The nightmare. Lissa shuddered deeply, touching her damp skin with trembling fingers. It was years since she had been tormented by it—well three years at least, she amended mentally … since she had made the break from home and come to live in London. Sighing faintly she glanced at her watch. Six-thirty … There was no point in trying to get back to sleep now. She would have to get up in another hour anyway.
She padded through the bedroom of her small flat and into the kitchen busying herself making a mug of coffee. The fragrant scent of the beans soothed her sensitive nerve endings, the warmth of the drink stealing into her chilled fingers as they closed round the mug. It was still only January and the central heating hadn’t come on yet. She shivered violently in her nightdress and pattered back to her room, sliding under the duvet; snuggling its comforting warmth all around her. Amanda would have laughed and said something silly, like the best way to keep warm in bed was to share it with a man. When Amanda said things like that everyone laughed. Her sister had a way of saying the most outrageously suggestive things with an innocence that robbed them of their sting. Even after three years of marriage and two children Amanda still looked like a little girl, with her mop of blonde curls and her large blue eyes. Or at least she had done. Deep shudders of mingled guilt and pain racked her as she sat huddled beneath the bedclothes. Dear God even now she could hardly believe it was true; that that midnight call three days ago had actually happened … That her sister, her brother-in-law and both sets of parents had been killed outright when a freak thunderstorm had struck the light aircraft her brother-in-law had been piloting.
She had not seen much of her sister since her marriage—nor of her parents. There had been duty visits of course, but there had always been an air of uncomfortable restraint about them. She knew her parents had never forgotten, nor really forgiven her for what she had done. It was useless for her aching heart to protest that she was innocent. They would never have believed her. Tears formed in her eyes and fell unheeded rolling down her cheeks. Was she crying for her sister, or for herself Lissa asked herself cynically. She and Amanda had never been particularly close. There were four years between them, Amanda being the elder, and to Lissa as a child it had often seemed that whilst some Fairy Godmother must have looked down into her sister’s cradle and given her the gift of a happy life; hers had been blighted by the machinations of some mischievous spirit who had ensured that she was destined always to be in trouble.

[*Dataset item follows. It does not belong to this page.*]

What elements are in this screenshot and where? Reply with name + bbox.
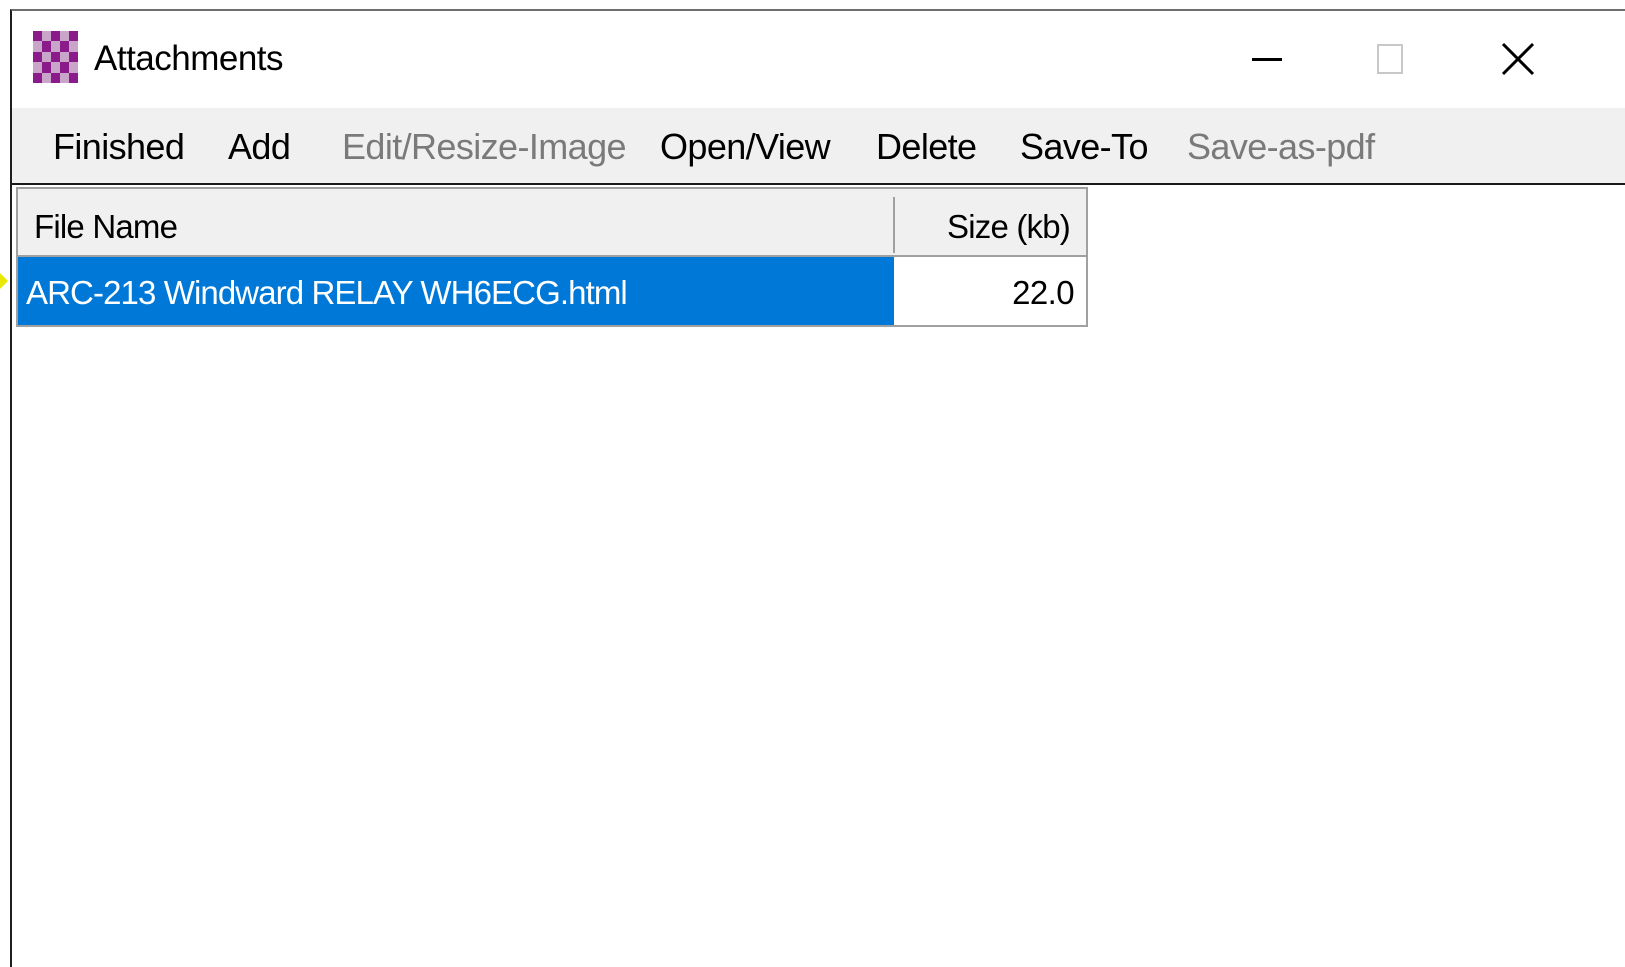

It had taken her years of exhaustive self analysis to understand that she was not to blame; that those things which she saw in herself as hopeless inadequacies because they did not mirror her sister’s virtues, were not necessarily that. It was stupid to have the nightmare now, after so long had passed … Why had she had it? Why? Did she really need to ask herself that question, Lissa mocked herself. Of course not. She knew exactly why she had dreamed so horrifically of that party, of that long ago night, of Joel Hargreaves, her sister’s brother-in-law, and now, with her, co-guardian of the two little girls who had been orphaned in the plane crash that had robbed Lissa herself of parents and sister … just as it had robbed Joel of brother and parents.
She had not been able to believe it when she received the phone call from Amanda’s and John’s solicitors. She had gone to see them immediately, taking time off work to do so, and had been stunned to hear of the tragic accident that had taken place while Amanda and John were visiting John’s parents in Miami.